If we imagine Paul writing lots and lots of such praises, there will be a lot of Junia/s mentioned as “famous among the apostles”, some of whom will be male, some female, and some of whom will be apostles and some not.
All of these are the “positive test results”. Of these positive test results, the 97% percent of people praised by Paul who aren’t female apostles will contribute a proportion of 0.19 × 97%=18% of the positive test results. These will be false positives. The 3% people who are female apostles will contribute at most 3% of the positive test results. These will be true positives. In other words, among the positive test results, approximately the ratio 18:3 obtains between the false and true positives, or 6:1.
In other words, even assuming that some apostles are female, the probability that Junia/s is a female apostle is at most about 14%, once one takes into account the low base rate of women among apostles and apostles among those mentioned by Paul.
But the numbers above are made-up. Someone should re-do the analysis with real data. We need four data points:
Relative prevalence of Junia vs. Junias in the early Christian population.
Relative prevalence of the two senses of “famous among” in Greek texts of the period.
Reasonable bounds on the prevalence of women among apostles.
Prevalence of apostles among the subjects of Pauline praise.
And without such numbers and Bayesian analysis, I think scholarly discussion is apt to fall into the base rate fallacy.
6 comments:
The Lexicon of Greek Personal names gives seven results for the name Ιουνια, all dating to the imperial era. It gives 0 results for Ιουνιας. However, these are Roman names so you would also need to check the Latin results.
Interesting. Even if one ups the Junia ratio to 100%, if one fixes the other numbers, one still gets that it's significantly less than 50% likely that she's an apostle.
Your post is missing any discussion of what the term "apostle" actually meant to the early Christians. I think it is clear that it was used both in a narrower and a broader sense. In the narrower sense of the word, only the Twelve qualified, and none of them were women.
The broader definition was any person who was a direct witness to Jesus' Resurrection. It is in this sense that Paul vigorously defended his own claim to be an apostle, although his apostleship was abnormally timed since Jesus did not appear to him until after the Ascension. But using this definition, the category manifestly includes women, e.g. Mary Magdalene, and in fact I would expect the number of female apostles to be not enormously different from 1/2, given that Jesus' Resurrection appearances included some to large groups of people, which would most naturally have included both sexes.
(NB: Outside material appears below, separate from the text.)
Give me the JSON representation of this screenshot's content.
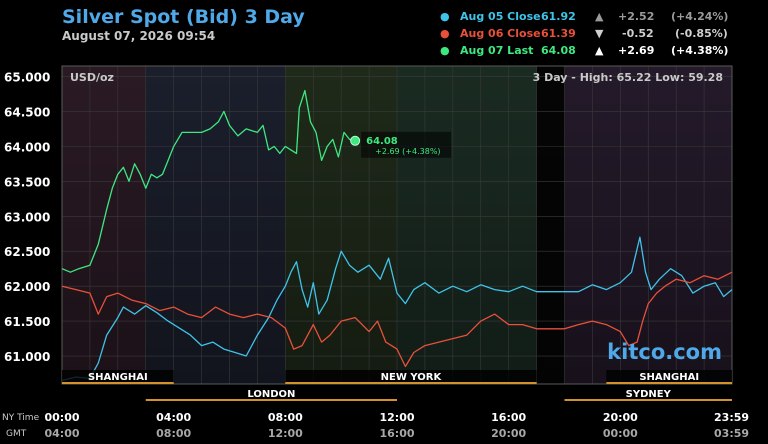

The sense of "apostle" that I am interested in seems to me to be neither. It includes *authority*: when Paul talks of his being an apostle, that may include being a witness, but it centrally includes his special apostolic authority. But it goes beyond the 12.
That may be the sense of "apostle" that you are most interested in, but it is only relevant to the interpretation of Rom 16:7 if that was the meaning that Paul had in mind. Anyway as I read him Paul seems to have based his claim to authority primarily on his status as a witness to Christ and his gospel. But as a Protestant I probably have very a somewhat different conception of ecclesial authority than you do...
To be more precise, I am very much interested in whether Paul considered a woman to be an apostle in the authority sense. I am not much interested in whether Paul considered a woman to be an apostle in the witness sense.